# Using different Python versions with EMR Serverless
<a name="using-python"></a>

In addition to the use case in [Using Python libraries with EMR Serverless](using-python-libraries.md), you can also use Python virtual environments to work with different Python versions than the version packaged in the Amazon EMR release for your Amazon EMR Serverless application. To do this, build a Python virtual environment with the Python version you want to use.

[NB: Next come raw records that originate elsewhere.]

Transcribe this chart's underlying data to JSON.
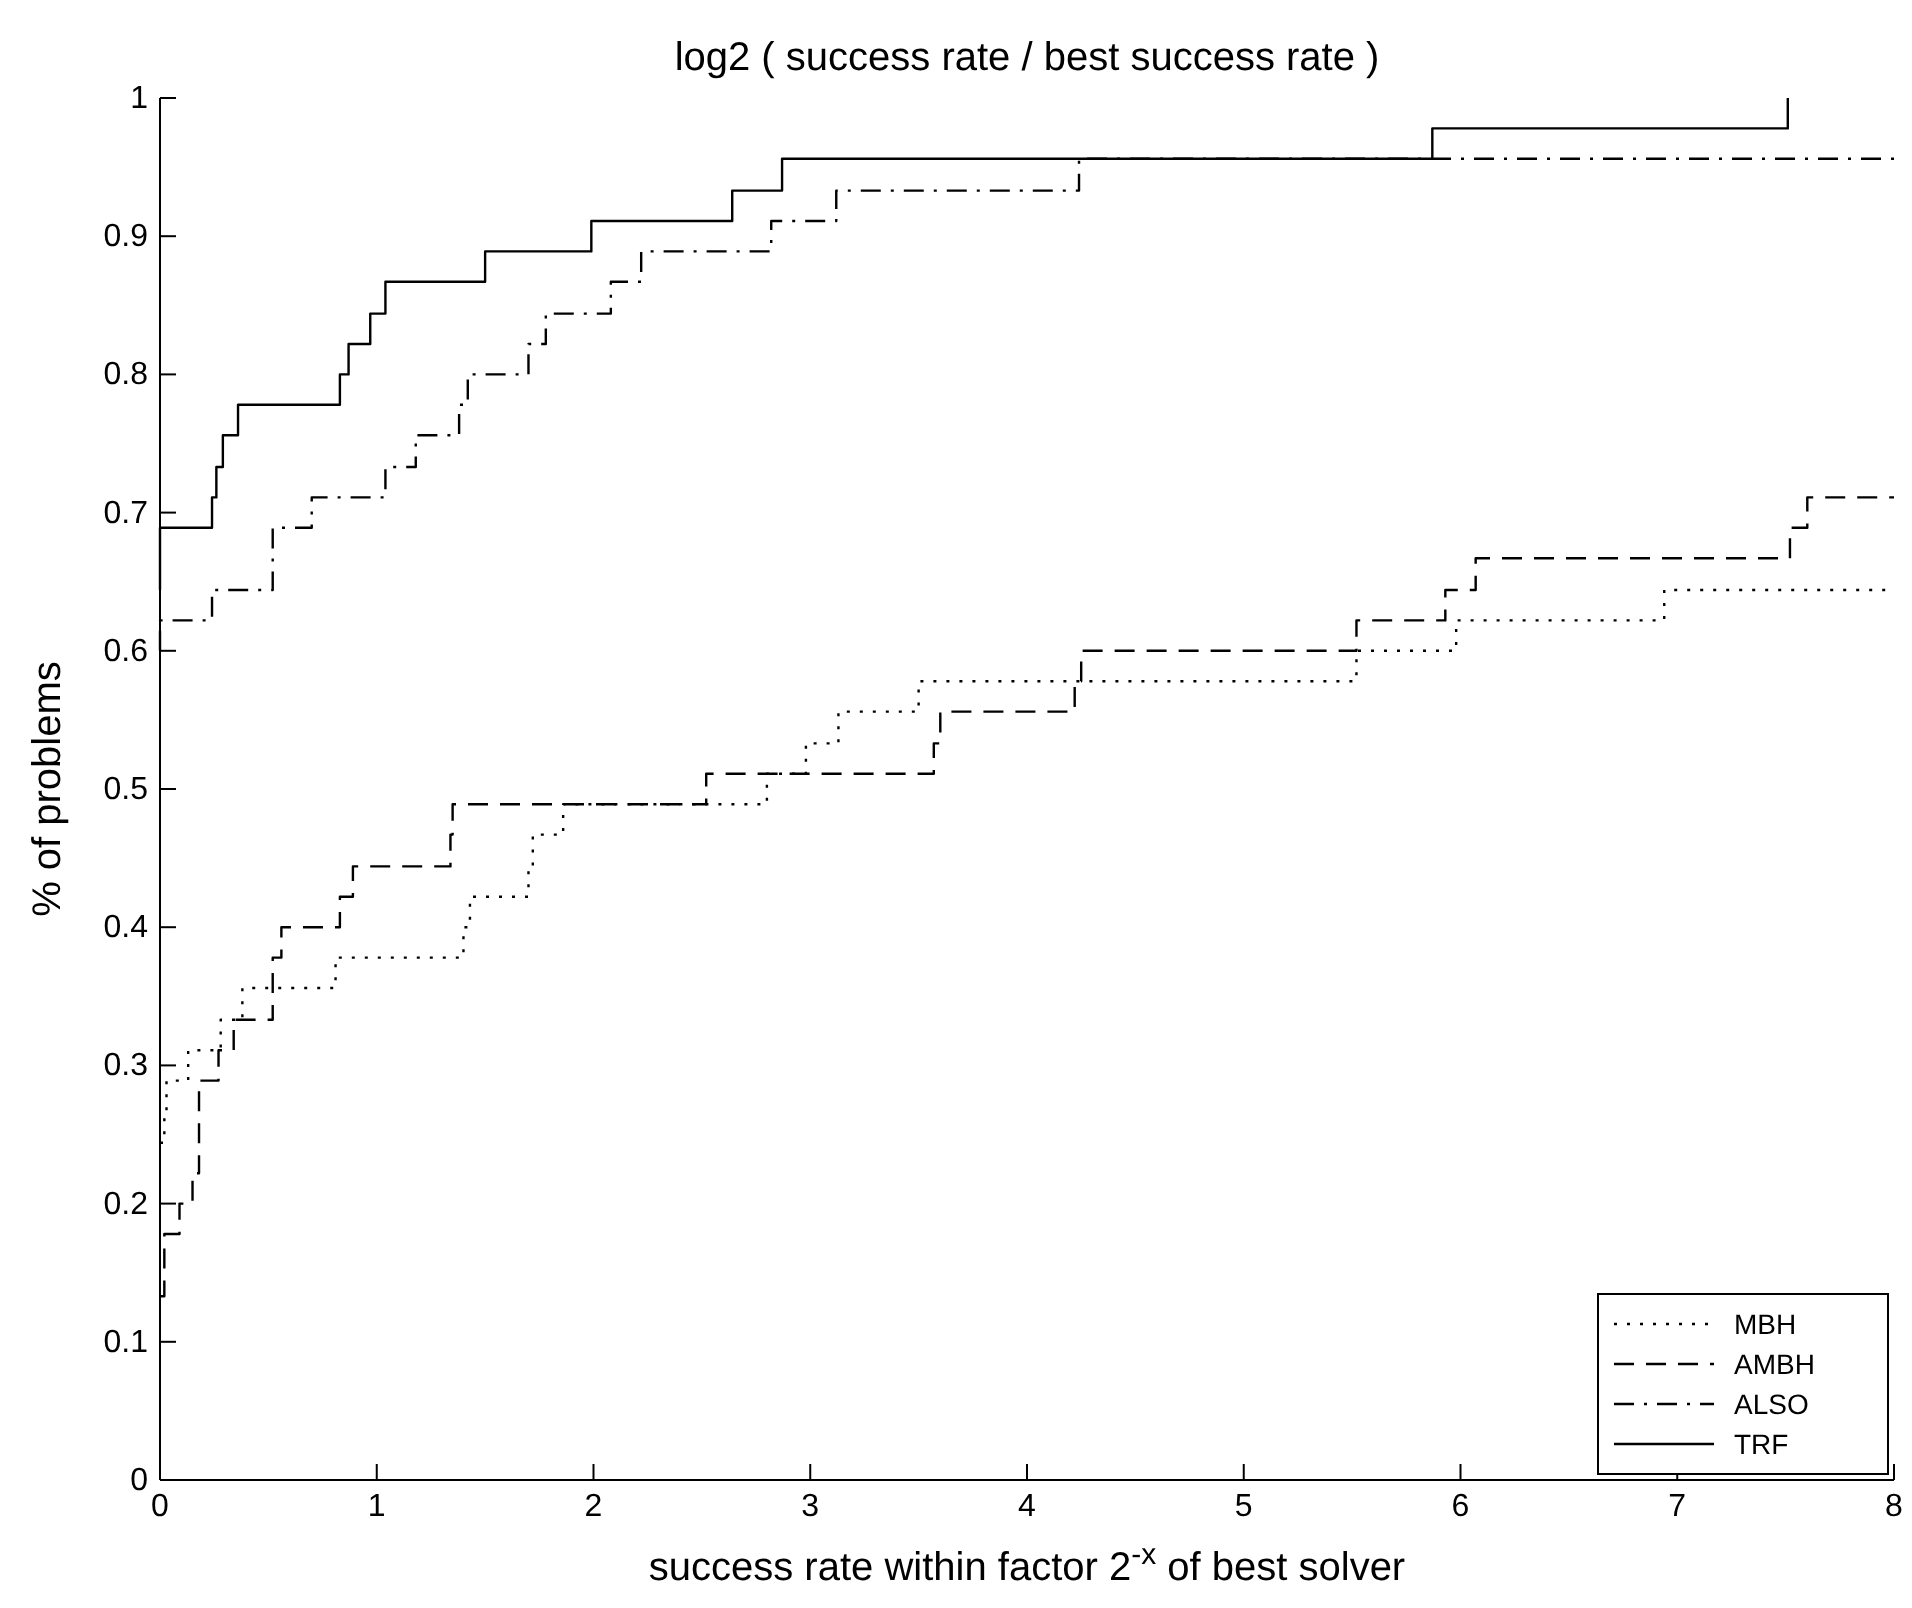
{
  "chart_data": {
    "type": "step",
    "title": "log2 ( success rate / best success rate )",
    "xlabel": "success rate within factor 2$^{-x}$ of best solver",
    "ylabel": "% of problems",
    "xlim": [
      0,
      8
    ],
    "xticks": [
      0,
      1,
      2,
      3,
      4,
      5,
      6,
      7,
      8
    ],
    "ylim": [
      0,
      1
    ],
    "yticks": [
      0,
      0.1,
      0.2,
      0.3,
      0.4,
      0.5,
      0.6,
      0.7,
      0.8,
      0.9,
      1
    ],
    "grid": false,
    "legend": "bottom right",
    "series": [
      {
        "name": "MBH",
        "color": "#000000",
        "line_style": "dotted",
        "x": [
          0,
          0.02,
          0.03,
          0.13,
          0.28,
          0.38,
          0.81,
          1.4,
          1.43,
          1.7,
          1.72,
          1.86,
          2.8,
          2.98,
          3.13,
          3.5,
          5.52,
          5.98,
          6.94,
          8
        ],
        "values": [
          0.244,
          0.267,
          0.289,
          0.311,
          0.333,
          0.356,
          0.378,
          0.4,
          0.422,
          0.444,
          0.467,
          0.489,
          0.511,
          0.533,
          0.556,
          0.578,
          0.6,
          0.622,
          0.644,
          0.644
        ]
      },
      {
        "name": "AMBH",
        "color": "#000000",
        "line_style": "dashed",
        "x": [
          0,
          0.02,
          0.09,
          0.15,
          0.18,
          0.27,
          0.34,
          0.52,
          0.56,
          0.83,
          0.89,
          1.34,
          1.35,
          2.52,
          3.57,
          3.6,
          4.22,
          4.25,
          5.52,
          5.93,
          6.07,
          7.52,
          7.6,
          8
        ],
        "values": [
          0.133,
          0.178,
          0.2,
          0.222,
          0.289,
          0.311,
          0.333,
          0.378,
          0.4,
          0.422,
          0.444,
          0.467,
          0.489,
          0.511,
          0.533,
          0.556,
          0.578,
          0.6,
          0.622,
          0.644,
          0.667,
          0.689,
          0.711,
          0.711
        ]
      },
      {
        "name": "ALSO",
        "color": "#000000",
        "line_style": "dashdot",
        "x": [
          0,
          0,
          0.24,
          0.52,
          0.7,
          1.04,
          1.18,
          1.38,
          1.42,
          1.7,
          1.78,
          2.08,
          2.22,
          2.82,
          3.12,
          4.24,
          8
        ],
        "values": [
          0.6,
          0.622,
          0.644,
          0.689,
          0.711,
          0.733,
          0.756,
          0.778,
          0.8,
          0.822,
          0.844,
          0.867,
          0.889,
          0.911,
          0.933,
          0.956,
          0.956
        ]
      },
      {
        "name": "TRF",
        "color": "#000000",
        "line_style": "solid",
        "x": [
          0,
          0,
          0.24,
          0.26,
          0.29,
          0.36,
          0.83,
          0.87,
          0.97,
          1.04,
          1.5,
          1.99,
          2.64,
          2.87,
          5.87,
          7.51
        ],
        "values": [
          0.644,
          0.689,
          0.711,
          0.733,
          0.756,
          0.778,
          0.8,
          0.822,
          0.844,
          0.867,
          0.889,
          0.911,
          0.933,
          0.956,
          0.978,
          1.0
        ]
      }
    ]
  }
}
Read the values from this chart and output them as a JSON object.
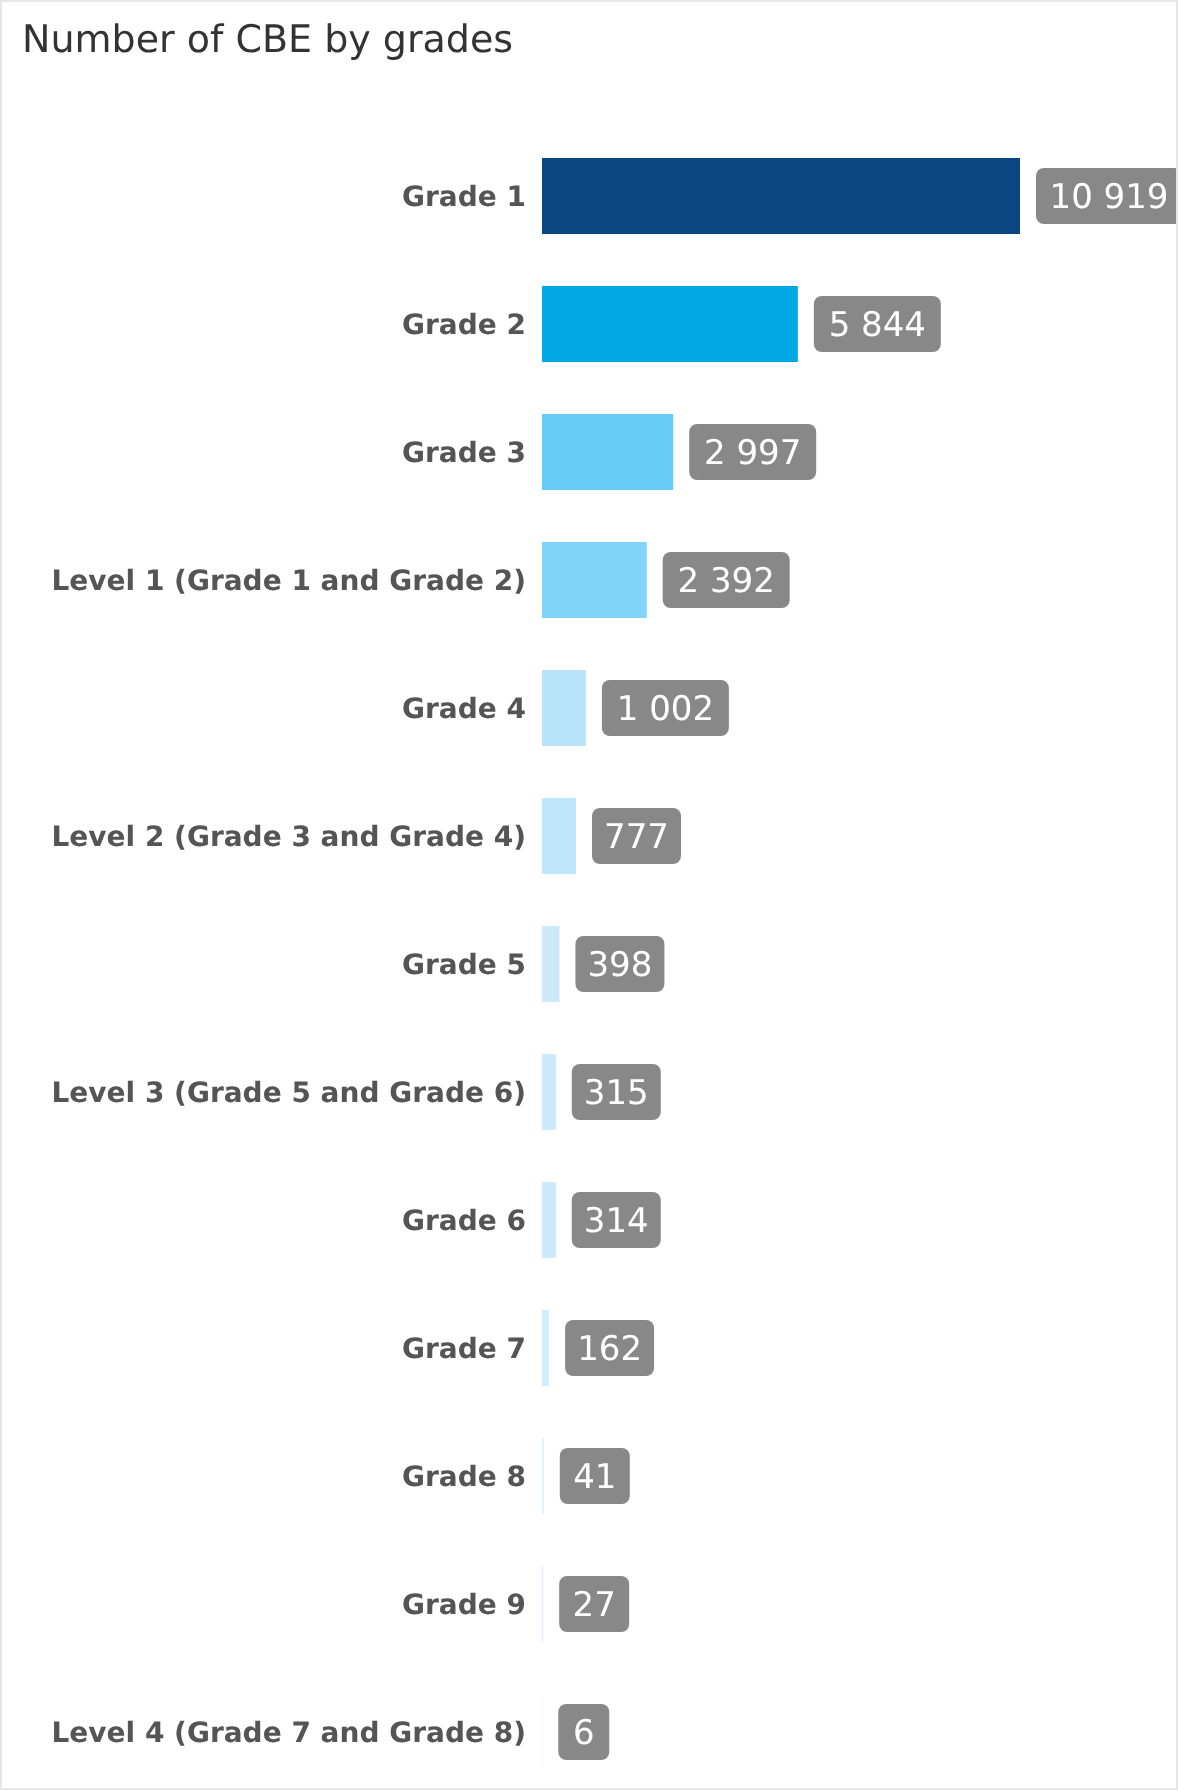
{
  "chart_data": {
    "type": "bar",
    "orientation": "horizontal",
    "title": "Number of CBE by grades",
    "categories": [
      "Grade 1",
      "Grade 2",
      "Grade 3",
      "Level 1 (Grade 1 and Grade 2)",
      "Grade 4",
      "Level 2 (Grade 3 and Grade 4)",
      "Grade 5",
      "Level 3 (Grade 5 and Grade 6)",
      "Grade 6",
      "Grade 7",
      "Grade 8",
      "Grade 9",
      "Level 4 (Grade 7 and Grade 8)"
    ],
    "values": [
      10919,
      5844,
      2997,
      2392,
      1002,
      777,
      398,
      315,
      314,
      162,
      41,
      27,
      6
    ],
    "value_labels": [
      "10 919",
      "5 844",
      "2 997",
      "2 392",
      "1 002",
      "777",
      "398",
      "315",
      "314",
      "162",
      "41",
      "27",
      "6"
    ],
    "colors": [
      "#0b4680",
      "#00a8e6",
      "#66cbf5",
      "#80d4f7",
      "#b8e4fa",
      "#c0e6fb",
      "#cce9fc",
      "#cce9fc",
      "#cce9fc",
      "#d4ecfc",
      "#dcefff",
      "#dcefff",
      "#dcefff"
    ],
    "grid": false,
    "legend": false
  }
}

**To submit a job from a Python virtual environment**

1. Build your virtual environment with the commands in the following example. This example installs Python 3.9.9 into a virtual environment package and copies the archive to an Amazon S3 location.
**Important**  
If you use Amazon EMR releases 7.0.0 and higher, run your commands in an Amazon Linux 2023 environment similar to the one you use for your EMR Serverless applications.   
 If you use release 6.15.0 or lower, run the following commands in a similar Amazon Linux 2 environment.

   ```
   # install Python 3.9.9 and activate the venv
   yum install -y gcc openssl-devel bzip2-devel libffi-devel tar gzip wget make
   wget https://www.python.org/ftp/python/3.9.9/Python-3.9.9.tgz && \
   tar xzf Python-3.9.9.tgz && cd Python-3.9.9 && \
   ./configure --enable-optimizations --enable-shared && \
   make altinstall
   
   # create python venv with Python 3.9.9
   python3.9 -m venv pyspark_venv_python_3.9.9 --copies 
   source pyspark_venv_python_3.9.9/bin/activate
   
   # copy system python3 libraries and shared libraries to venv
   cp -r /usr/local/lib/python3.9/* ./pyspark_venv_python_3.9.9/lib/python3.9/
   cp /usr/local/lib/libpython3.9* ./pyspark_venv_python_3.9.9/lib/
   
   # package venv to archive. 
   # **Note** that you have to supply --python-prefix option 
   # to make sure python starts with the path where your 
   # copied libraries are present.
   # Copying the python binary to the "environment" directory.
   pip3 install venv-pack
   venv-pack -f -o pyspark_venv_python_3.9.9.tar.gz --python-prefix /home/hadoop/environment
   
   # stage the archive in S3 
   aws s3 cp pyspark_venv_python_3.9.9.tar.gz s3://<path>
   
   # optionally, remove the virtual environment directory
   rm -fr pyspark_venv_python_3.9.9
   ```

1. Set your properties to use the Python virtual environment and submit the Spark job.

   ```
   # note that the archive suffix "environment" is the same as the directory where you copied the Python binary.
   --conf spark.archives=s3://amzn-s3-demo-bucket/EXAMPLE-PREFIX/pyspark_venv_python_3.9.9.tar.gz#environment 
   --conf spark.emr-serverless.driverEnv.PYSPARK_DRIVER_PYTHON=./environment/bin/python
   --conf spark.emr-serverless.driverEnv.PYSPARK_PYTHON=./environment/bin/python 
   --conf spark.executorEnv.PYSPARK_PYTHON=./environment/bin/python
   --conf spark.emr-serverless.driverEnv.LD_LIBRARY_PATH=./environment/lib
   --conf spark.executorEnv.LD_LIBRARY_PATH=./environment/lib
   ```

For more on how to use Python virtual environments for PySpark jobs, refer to [Using Virtualenv](https://spark.apache.org/docs/latest/api/python/tutorial/python_packaging.html#using-virtualenv). For more examples of how to submit Spark jobs, refer to [Using Spark configurations when you run EMR Serverless jobs](jobs-spark.md).